I need to express the following improper integral as a double integral of $x$ and $y$ and then, using polar coordinates, evaluate it.

$$I=\int_{-\infty}^{\infty}e^{-x^2}dx$$

Plotting it, we find a Gaussian centered at $x=0$ which tends to infinity to both sides. We can easily express it as a double integral :

$$I=\int_{0}^{1}\int_{-\infty}^{\infty}e^{-x^2}dxdy$$

Evaluating both using Wolfram Alpha gives $\sqrt{\pi}$, so it converges.

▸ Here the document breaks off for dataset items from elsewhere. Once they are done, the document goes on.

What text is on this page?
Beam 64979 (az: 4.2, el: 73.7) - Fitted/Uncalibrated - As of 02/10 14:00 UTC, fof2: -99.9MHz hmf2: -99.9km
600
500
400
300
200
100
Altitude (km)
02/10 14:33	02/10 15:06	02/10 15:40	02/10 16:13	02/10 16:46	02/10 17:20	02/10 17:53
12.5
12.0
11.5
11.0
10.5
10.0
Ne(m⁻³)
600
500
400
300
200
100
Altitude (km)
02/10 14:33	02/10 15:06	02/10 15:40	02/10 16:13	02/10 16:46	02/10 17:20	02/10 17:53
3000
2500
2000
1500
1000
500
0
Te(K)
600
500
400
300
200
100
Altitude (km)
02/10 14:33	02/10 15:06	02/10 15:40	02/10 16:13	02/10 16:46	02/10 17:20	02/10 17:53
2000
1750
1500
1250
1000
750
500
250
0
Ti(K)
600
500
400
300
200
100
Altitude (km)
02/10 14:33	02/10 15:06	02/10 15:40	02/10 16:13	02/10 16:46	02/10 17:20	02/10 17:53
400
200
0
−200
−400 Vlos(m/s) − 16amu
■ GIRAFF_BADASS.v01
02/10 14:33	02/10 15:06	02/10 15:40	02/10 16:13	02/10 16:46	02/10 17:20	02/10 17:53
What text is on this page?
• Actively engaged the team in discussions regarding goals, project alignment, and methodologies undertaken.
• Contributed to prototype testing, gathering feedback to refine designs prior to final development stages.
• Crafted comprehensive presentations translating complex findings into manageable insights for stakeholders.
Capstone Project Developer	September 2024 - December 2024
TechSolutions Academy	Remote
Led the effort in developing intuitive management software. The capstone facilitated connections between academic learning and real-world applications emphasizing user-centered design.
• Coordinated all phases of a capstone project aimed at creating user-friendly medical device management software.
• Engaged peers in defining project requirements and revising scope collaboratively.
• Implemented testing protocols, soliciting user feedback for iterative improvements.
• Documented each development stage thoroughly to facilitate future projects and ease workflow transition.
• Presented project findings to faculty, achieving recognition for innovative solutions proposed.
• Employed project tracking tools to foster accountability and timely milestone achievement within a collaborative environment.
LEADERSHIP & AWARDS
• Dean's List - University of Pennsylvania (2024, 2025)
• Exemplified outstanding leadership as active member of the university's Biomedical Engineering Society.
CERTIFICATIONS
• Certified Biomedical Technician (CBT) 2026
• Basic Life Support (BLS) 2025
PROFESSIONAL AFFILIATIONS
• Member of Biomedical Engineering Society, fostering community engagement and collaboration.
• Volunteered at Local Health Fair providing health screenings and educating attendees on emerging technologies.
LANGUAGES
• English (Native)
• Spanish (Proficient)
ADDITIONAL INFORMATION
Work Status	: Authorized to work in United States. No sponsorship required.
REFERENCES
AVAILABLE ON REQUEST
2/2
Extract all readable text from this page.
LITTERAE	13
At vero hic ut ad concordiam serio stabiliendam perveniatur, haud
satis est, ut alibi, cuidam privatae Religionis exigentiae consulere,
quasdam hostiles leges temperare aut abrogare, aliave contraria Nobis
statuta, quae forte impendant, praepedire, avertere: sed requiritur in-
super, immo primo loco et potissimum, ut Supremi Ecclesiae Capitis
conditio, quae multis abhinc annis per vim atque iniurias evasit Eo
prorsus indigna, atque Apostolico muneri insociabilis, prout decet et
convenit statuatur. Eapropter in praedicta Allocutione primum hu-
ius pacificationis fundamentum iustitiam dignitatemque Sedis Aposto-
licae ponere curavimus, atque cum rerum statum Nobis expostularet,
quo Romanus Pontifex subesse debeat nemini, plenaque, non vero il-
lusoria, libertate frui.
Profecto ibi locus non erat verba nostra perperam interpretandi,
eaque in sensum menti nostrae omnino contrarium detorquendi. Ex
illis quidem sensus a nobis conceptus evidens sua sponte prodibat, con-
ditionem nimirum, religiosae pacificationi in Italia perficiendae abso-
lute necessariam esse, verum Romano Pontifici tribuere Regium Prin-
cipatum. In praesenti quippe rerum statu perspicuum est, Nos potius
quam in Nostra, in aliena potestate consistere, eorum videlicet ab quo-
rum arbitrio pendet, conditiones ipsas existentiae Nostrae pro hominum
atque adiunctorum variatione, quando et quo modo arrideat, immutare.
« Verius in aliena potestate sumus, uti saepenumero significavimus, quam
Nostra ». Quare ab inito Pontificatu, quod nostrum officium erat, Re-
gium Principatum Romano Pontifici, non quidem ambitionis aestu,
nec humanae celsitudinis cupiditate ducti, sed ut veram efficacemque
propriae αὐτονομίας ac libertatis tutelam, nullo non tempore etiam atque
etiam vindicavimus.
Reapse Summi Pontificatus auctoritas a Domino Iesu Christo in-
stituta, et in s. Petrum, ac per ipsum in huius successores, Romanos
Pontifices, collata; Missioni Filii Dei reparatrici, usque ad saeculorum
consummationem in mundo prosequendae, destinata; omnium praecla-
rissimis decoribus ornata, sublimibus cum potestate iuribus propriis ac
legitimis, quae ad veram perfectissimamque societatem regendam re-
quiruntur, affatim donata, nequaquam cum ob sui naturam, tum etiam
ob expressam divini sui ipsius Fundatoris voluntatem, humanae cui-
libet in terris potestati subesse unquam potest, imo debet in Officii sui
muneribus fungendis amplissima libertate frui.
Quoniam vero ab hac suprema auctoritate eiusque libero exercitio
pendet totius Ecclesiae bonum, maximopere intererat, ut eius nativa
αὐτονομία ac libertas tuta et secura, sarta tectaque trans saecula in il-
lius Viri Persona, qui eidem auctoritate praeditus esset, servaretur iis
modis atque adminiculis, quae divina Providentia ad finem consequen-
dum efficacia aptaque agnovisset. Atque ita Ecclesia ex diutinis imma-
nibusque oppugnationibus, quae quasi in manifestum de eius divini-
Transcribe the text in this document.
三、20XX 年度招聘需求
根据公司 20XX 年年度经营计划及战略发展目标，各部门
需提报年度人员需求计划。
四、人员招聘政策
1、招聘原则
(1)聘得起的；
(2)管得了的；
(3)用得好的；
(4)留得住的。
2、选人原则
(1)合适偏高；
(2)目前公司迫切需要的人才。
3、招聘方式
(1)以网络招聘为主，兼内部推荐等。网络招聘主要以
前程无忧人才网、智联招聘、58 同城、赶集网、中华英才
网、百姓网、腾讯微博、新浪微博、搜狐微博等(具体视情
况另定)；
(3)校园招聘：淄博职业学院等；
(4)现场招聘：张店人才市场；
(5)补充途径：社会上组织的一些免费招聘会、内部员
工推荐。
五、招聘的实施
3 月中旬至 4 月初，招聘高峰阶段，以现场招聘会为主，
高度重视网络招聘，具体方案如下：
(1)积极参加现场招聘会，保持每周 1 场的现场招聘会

I know that $x=rcos(\theta)$ and that $dxdy=rdrd\theta$, but substituing this in the above integral and evaluating $\theta$ from $0$ to $2\pi$ and $r$ from $0$ to $\infty$ doesn't yield the correct answer. What's wrong here?

Thanks a lot !

Answer 1

You could try: $$I^2=\left ( \int_{-\infty}^{\infty}e^{-x^2}\mathrm{d}x \right ) \left( \int_{-\infty}^{\infty}e^{-y^2}\mathrm{d}y \right) = \int_{-\infty}^{\infty}\int_{-\infty}^{\infty}e^{-(x^2+y^2)}\mathrm{d}x\ \mathrm{d}y$$ then use the polar coordinates to compute the double integral.

Answer 2

Hint:

Compute $\int_{\mathbb R^2}e^{-x^2-y^2}d_{\lambda_2}(x,y)$ and use Fubini.

Answer 3

Let I denote the integral. Then Write I first in terms of x and then in terms of y. Then $I^2=4$.double integral $(e^{-(r^2)})$rdr d$\theta$ the limit of r is from 0 to $\infty$ and that of $\theta$ are from $0$ to $\frac{\pi}{2}$. The integral is easy to evaluate by separation. This is well known.